Cryptocurrency is slowly but surely becoming an popular form of payment.
Despite the growing curiosity in crypto, however, governments are cracking down on the digital currency because it is decentralized, meaning it has no central authority in the way the U.S. government holds authority over the dollar. Therefore, some experts believe crypto poses a threat to central banks and national security.
So, why should someone risk investing in a currency unregulated by the government and that is subject to potential digital threats?
"The benefits of cryptocurrency are many and profound," cryptocurrency education company Luno CEO Marcus Swanepoel told FOX Business in a statement. "We’ve heard how it’s going to solve problems across the current financial system that nothing else could – everything from the truly significant, such as banking the unbanked, to the seemingly trivial, such as providing a more efficient way to buy a car."
"Cryptocurrency is not just a financial instrument. It’s also a technology. Any benefits it offers are only possible because of the strength of the technology that underpins it because it works," Swanepoel added.
No middle man
Cryptocurrencies don't use middlemen, so transactions are usually easier, faster and require less or no additional transaction fees.

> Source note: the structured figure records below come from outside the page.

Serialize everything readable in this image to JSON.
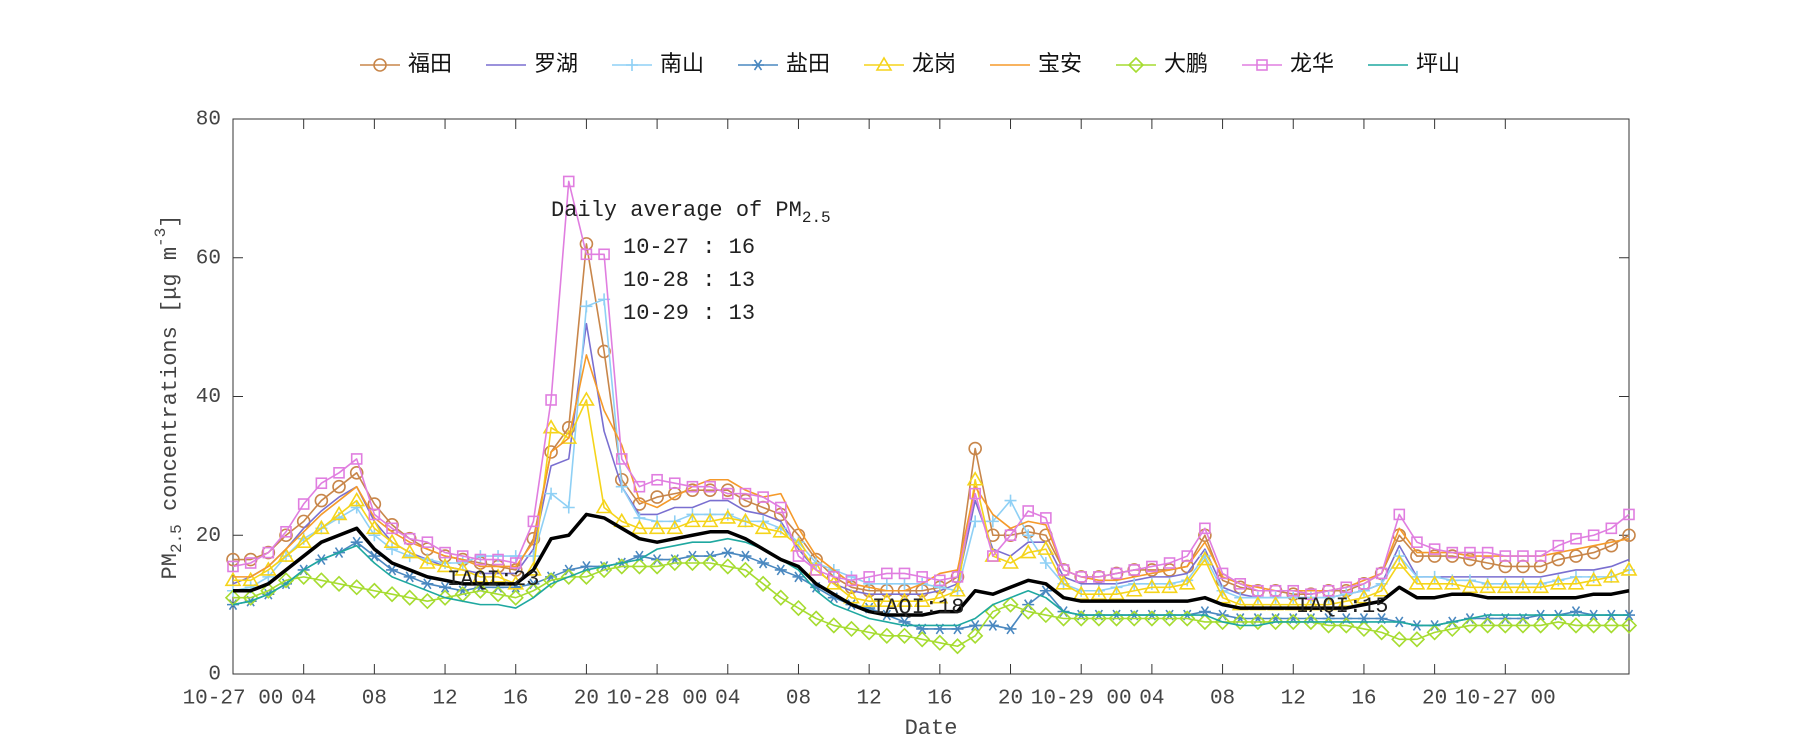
{
  "chart_data": {
    "type": "line",
    "xlabel": "Date",
    "ylabel": {
      "base": "PM",
      "sub": "2.5",
      "text": " concentrations [μg m",
      "sup": "-3",
      "end": "]"
    },
    "annotation_title": {
      "base": "Daily average of PM",
      "sub": "2.5"
    },
    "daily_average": [
      "10-27 : 16",
      "10-28 : 13",
      "10-29 : 13"
    ],
    "iaqi_labels": [
      "IAQI:23",
      "IAQI:18",
      "IAQI:15"
    ],
    "xlim": [
      0,
      79
    ],
    "ylim": [
      0,
      80
    ],
    "yticks": [
      0,
      20,
      40,
      60,
      80
    ],
    "xticks": [
      {
        "value": 0,
        "label": "10-27 00"
      },
      {
        "value": 4,
        "label": "04"
      },
      {
        "value": 8,
        "label": "08"
      },
      12,
      16,
      20,
      {
        "value": 24,
        "label": "10-28 00"
      },
      {
        "value": 28,
        "label": "04"
      },
      {
        "value": 32,
        "label": "08"
      },
      {
        "value": 36,
        "label": "12"
      },
      {
        "value": 40,
        "label": "16"
      },
      {
        "value": 44,
        "label": "20"
      },
      {
        "value": 48,
        "label": "10-29 00"
      },
      {
        "value": 52,
        "label": "04"
      },
      {
        "value": 56,
        "label": "08"
      },
      {
        "value": 60,
        "label": "12"
      },
      {
        "value": 64,
        "label": "16"
      },
      {
        "value": 68,
        "label": "20"
      },
      {
        "value": 72,
        "label": "10-27 00"
      }
    ],
    "x": [
      0,
      1,
      2,
      3,
      4,
      5,
      6,
      7,
      8,
      9,
      10,
      11,
      12,
      13,
      14,
      15,
      16,
      17,
      18,
      19,
      20,
      21,
      22,
      23,
      24,
      25,
      26,
      27,
      28,
      29,
      30,
      31,
      32,
      33,
      34,
      35,
      36,
      37,
      38,
      39,
      40,
      41,
      42,
      43,
      44,
      45,
      46,
      47,
      48,
      49,
      50,
      51,
      52,
      53,
      54,
      55,
      56,
      57,
      58,
      59,
      60,
      61,
      62,
      63,
      64,
      65,
      66,
      67,
      68,
      69,
      70,
      71,
      72,
      73,
      74,
      75,
      76,
      77,
      78,
      79
    ],
    "series": [
      {
        "name": "福田",
        "color": "#c8864a",
        "marker": "o",
        "values": [
          16.5,
          16.5,
          17.5,
          20,
          22,
          25,
          27,
          29,
          24.5,
          21.5,
          19.5,
          18,
          17,
          16.5,
          16,
          15.5,
          15,
          19.5,
          32,
          35.5,
          62,
          46.5,
          28,
          24.5,
          25.5,
          26,
          26.5,
          26.5,
          26.5,
          25,
          24,
          23,
          20,
          16.5,
          14,
          12.5,
          12,
          12,
          12,
          12,
          12.5,
          14,
          32.5,
          20,
          20,
          20.5,
          20,
          15,
          14,
          14,
          14.5,
          15,
          15,
          15,
          15.5,
          20,
          13.5,
          12.5,
          12,
          12,
          11.5,
          11.5,
          12,
          12,
          13,
          14.5,
          20,
          17,
          17,
          17,
          16.5,
          16,
          15.5,
          15.5,
          15.5,
          16.5,
          17,
          17.5,
          18.5,
          20
        ]
      },
      {
        "name": "罗湖",
        "color": "#7a6fd0",
        "marker": "none",
        "values": [
          13,
          14,
          15.5,
          18,
          21,
          23.5,
          25.5,
          27,
          22,
          19,
          17.5,
          16.5,
          15.5,
          15,
          14.5,
          14.5,
          14.5,
          18,
          30,
          31,
          50.5,
          35,
          27,
          23,
          23,
          24,
          24,
          25,
          25,
          23.5,
          23,
          22,
          18,
          15,
          13,
          12,
          11.5,
          11.5,
          11.5,
          11.5,
          12,
          13,
          25,
          18,
          17,
          19,
          19,
          14,
          13,
          13,
          13,
          13.5,
          14,
          14,
          14.5,
          18,
          12.5,
          11.5,
          11,
          11,
          11,
          11,
          11,
          11.5,
          12,
          13,
          18.5,
          14,
          14,
          14,
          14,
          14,
          14,
          14,
          14,
          14.5,
          15,
          15,
          15.5,
          16.5
        ]
      },
      {
        "name": "南山",
        "color": "#8fd0f5",
        "marker": "+",
        "values": [
          12,
          12.5,
          14,
          17,
          19.5,
          21,
          22.5,
          24,
          20,
          18,
          17,
          16.5,
          16,
          16,
          17,
          17,
          17,
          17,
          26,
          24,
          53,
          54,
          27,
          22.5,
          22,
          22,
          23,
          23,
          23,
          22,
          22,
          21,
          19,
          16,
          15,
          14,
          13,
          13,
          13,
          13,
          12.5,
          12,
          22,
          22,
          25,
          20,
          16,
          13,
          12,
          12,
          12.5,
          13,
          13,
          13,
          13.5,
          17,
          12,
          11,
          11,
          11,
          11,
          11,
          11,
          11.5,
          12,
          13,
          17,
          14,
          14,
          13.5,
          13.5,
          13,
          13,
          13,
          13,
          13.5,
          14,
          14,
          14,
          15
        ]
      },
      {
        "name": "盐田",
        "color": "#4a88c0",
        "marker": "*",
        "values": [
          10,
          10.5,
          11.5,
          13,
          15,
          16.5,
          17.5,
          19,
          17,
          15,
          14,
          13,
          12.5,
          12,
          12.5,
          12.5,
          12.5,
          13,
          14,
          15,
          15.5,
          15.5,
          16,
          17,
          16.5,
          16.5,
          17,
          17,
          17.5,
          17,
          16,
          15,
          14,
          12.5,
          11,
          10,
          9.5,
          8.5,
          7.5,
          6.5,
          6.5,
          6.5,
          7,
          7,
          6.5,
          10,
          12,
          9,
          8.5,
          8.5,
          8.5,
          8.5,
          8.5,
          8.5,
          8.5,
          9,
          8.5,
          8,
          8,
          8,
          8,
          8,
          8,
          8,
          8,
          8,
          7.5,
          7,
          7,
          7.5,
          8,
          8,
          8,
          8,
          8.5,
          8.5,
          9,
          8.5,
          8.5,
          8.5
        ]
      },
      {
        "name": "龙岗",
        "color": "#f5d41a",
        "marker": "^",
        "values": [
          13.5,
          13.5,
          15,
          17,
          19,
          21,
          23,
          25,
          21,
          19,
          17.5,
          16,
          15.5,
          15,
          14,
          14,
          13,
          15,
          35.5,
          34,
          39.5,
          24,
          22,
          21,
          21,
          21,
          22,
          22,
          22.5,
          22,
          21,
          20.5,
          18.5,
          15,
          13,
          11,
          10.5,
          10.5,
          10.5,
          10.5,
          11,
          12,
          28,
          17,
          16,
          17.5,
          18,
          13,
          11.5,
          11.5,
          11.5,
          12,
          12.5,
          12.5,
          13,
          16.5,
          11,
          10,
          10,
          10,
          10,
          10,
          10,
          10.5,
          11,
          12,
          16,
          13,
          13,
          13,
          12.5,
          12.5,
          12.5,
          12.5,
          12.5,
          13,
          13,
          13.5,
          14,
          15
        ]
      },
      {
        "name": "宝安",
        "color": "#f59a2a",
        "marker": "none",
        "values": [
          14,
          14,
          15.5,
          18,
          20.5,
          23,
          25,
          27,
          22.5,
          20.5,
          19,
          18,
          17,
          16.5,
          15.5,
          15.5,
          15.5,
          19,
          32,
          34,
          46,
          38,
          33,
          25,
          24,
          25.5,
          27,
          28,
          28,
          26.5,
          25.5,
          26,
          21,
          17,
          15,
          13,
          12.5,
          12,
          12,
          13,
          14.5,
          15,
          27,
          23,
          21,
          22,
          21.5,
          15,
          14,
          13.5,
          13.5,
          14,
          14.5,
          15,
          15.5,
          19,
          14,
          13,
          12.5,
          12,
          12,
          12,
          12,
          12.5,
          13.5,
          14.5,
          21,
          17.5,
          17.5,
          17.5,
          17,
          17,
          17,
          17,
          17,
          17.5,
          18,
          18.5,
          19,
          19.5
        ]
      },
      {
        "name": "大鹏",
        "color": "#a6dc30",
        "marker": "d",
        "values": [
          11,
          11,
          12,
          13.5,
          14,
          13.5,
          13,
          12.5,
          12,
          11.5,
          11,
          10.5,
          11,
          11.5,
          12,
          11.5,
          11,
          12,
          13.5,
          14,
          14,
          15,
          15.5,
          15.5,
          15.5,
          16,
          16,
          16,
          15.5,
          15,
          13,
          11,
          9.5,
          8,
          7,
          6.5,
          6,
          5.5,
          5.5,
          5,
          4.5,
          4,
          5.5,
          9,
          10,
          9,
          8.5,
          8,
          8,
          8,
          8,
          8,
          8,
          8,
          8,
          7.5,
          7.5,
          7.5,
          7.5,
          7.5,
          7.5,
          7.5,
          7,
          7,
          6.5,
          6,
          5,
          5,
          6,
          6.5,
          7,
          7,
          7,
          7,
          7,
          7.5,
          7,
          7,
          7,
          7
        ]
      },
      {
        "name": "龙华",
        "color": "#e07ee0",
        "marker": "s",
        "values": [
          15.5,
          16,
          17.5,
          20.5,
          24.5,
          27.5,
          29,
          31,
          23,
          21,
          19.5,
          19,
          17.5,
          17,
          16.5,
          16.5,
          16,
          22,
          39.5,
          71,
          60.5,
          60.5,
          31,
          27,
          28,
          27.5,
          27,
          27,
          26,
          26,
          25.5,
          24,
          17,
          15,
          14,
          13.5,
          14,
          14.5,
          14.5,
          14,
          13.5,
          14,
          26,
          17,
          20,
          23.5,
          22.5,
          15,
          14,
          14,
          14.5,
          15,
          15.5,
          16,
          17,
          21,
          14.5,
          13,
          12,
          12,
          12,
          11.5,
          12,
          12.5,
          13,
          14.5,
          23,
          19,
          18,
          17.5,
          17.5,
          17.5,
          17,
          17,
          17,
          18.5,
          19.5,
          20,
          21,
          23
        ]
      },
      {
        "name": "坪山",
        "color": "#1fa8a0",
        "marker": "none",
        "values": [
          10,
          10.5,
          11.5,
          13,
          15,
          16.5,
          17.5,
          18.5,
          16,
          14,
          13,
          12,
          11,
          10.5,
          10,
          10,
          9.5,
          11,
          13,
          14,
          15,
          15.5,
          16,
          16.5,
          18,
          18.5,
          19,
          19,
          19.5,
          19,
          18,
          16.5,
          15,
          12,
          10,
          9,
          8,
          7.5,
          7,
          7,
          7,
          7,
          8,
          10,
          11,
          12,
          11,
          9,
          8.5,
          8.5,
          8.5,
          8.5,
          8.5,
          8.5,
          8.5,
          8.5,
          7.5,
          7,
          7,
          7.5,
          7.5,
          7.5,
          7.5,
          7.5,
          7.5,
          7.5,
          7.5,
          7,
          7,
          7.5,
          8,
          8.5,
          8.5,
          8.5,
          8.5,
          8.5,
          8.5,
          8.5,
          8.5,
          8.5
        ]
      }
    ],
    "average_line": {
      "color": "#000000",
      "values": [
        12,
        12,
        13,
        15,
        17,
        19,
        20,
        21,
        18,
        16,
        15,
        14,
        13.5,
        13,
        13,
        13,
        13,
        15,
        19.5,
        20,
        23,
        22.5,
        21,
        19.5,
        19,
        19.5,
        20,
        20.5,
        20.5,
        19.5,
        18,
        16.5,
        15.5,
        13,
        11.5,
        10,
        9,
        8.5,
        8.5,
        8.5,
        9,
        9,
        12,
        11.5,
        12.5,
        13.5,
        13,
        11,
        10.5,
        10.5,
        10.5,
        10.5,
        10.5,
        10.5,
        10.5,
        11,
        10,
        9.5,
        9.5,
        9.5,
        9.5,
        9.5,
        9.5,
        9.5,
        10,
        10.5,
        12.5,
        11,
        11,
        11.5,
        11.5,
        11,
        11,
        11,
        11,
        11,
        11,
        11.5,
        11.5,
        12
      ]
    }
  }
}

Some experts believe, however, that taking out the middle man goes beyond these simple benefits.
Swanepoel said cryptocurrency has the ability to "give power back to the people. To eliminate current social structures and systems that disenfranchise individuals. To provide the foundations of a system that’s transparent yet secure. Where corruption is exposed and rampant inflation ended."
Each cryptocurrency transaction is a unique exchange between two parties, which protects users from issues like identity theft.
"Cryptocurrencies can do this because of the technology that underpins them – blockchain," Swanepoel said. "Blockchain technology is decentralized. This means that no one person, institution or government has central control. Rather, it is the network that is in control. Policies are hardcoded in, and it cannot be manipulated to suit agendas."
This is another reason why governments feel threatened by digital currency. Crypto is more confidential and therefore a favored form of payment among criminals trading illegal goods and services. But there is also a general lack of trust in corporate and government operations, Swanepoel said.
"The financial system as it exists today is built on trust. But people no longer trust that it exists to help them – that it helps only people working in the industry," he said. "Cryptocurrency removes this need to trust people’s motivations."
Potential to help the "unbanked"
On a global scale, more people have access to the internet than they have to banks or other currency exchange systems. This opens the opportunity for underprivileged people to establish credit.
Swanepoel suggested that crypto could be the key to eradicating global poverty and corruption for this reason.
"Cryptocurrency is uniquely positioned at the apex of technology and finance. It has been lauded as a potential game-changer for society, poised to eliminate corruption, bank the unbanked, and redistribute wealth in a way that’s fairer and more equitable," Swanepoel said.
During Luno's Pennydrop initiative, which shares the stories of ordinary people who use cryptocurrency, the company met "many people who first got into crypto because of its potential to help build a better society," he said. "Whether it was understanding something in the fundamental design of cryptocurrency ... or seeing first-hand its impact on a more personal level, there was a real belief that it could be used for good."
Easier international exchanges
Cryptocurrency offers an opportunity for international business people or parties to make one-on-one exchanges online without the complications and added fees that traditionally come with international currency exchanges that involve third parties.
Cryptocurrency is happening now. The currency became a topic of interest when the world witnessed the sudden drastic rise and subsequent fall and steady rise again with Bitcoin between 2017 and 2019. It sparked interest and education. Now, cryptocurrency is becoming more a part of the everyday norm than some people realize.
"Cryptocurrency is money for the digital age. It leverages technology in such a way that it’s able to integrate seamlessly into the digital ecosystem. It is native to the internet, which allows it to work in conjunction with other technologies," Swanepoel said. "A square peg in a square hole. Not money as we know it today – a round peg in a square hole, developed and built for the analog age."
Maglan Capital Co-founder and President David Tawil similarly said technology, in general, has "rendered massive upheaval and disruption to every business line"
Now, that technology is moving into the way the world uses currency.
"It is the natural and logical next step in financial services in the world," Tawil said. "Once upon a time, shares of stock were physical and transferred physically; those shares are now entirely digital. Similarly, currency needs to be digital and global."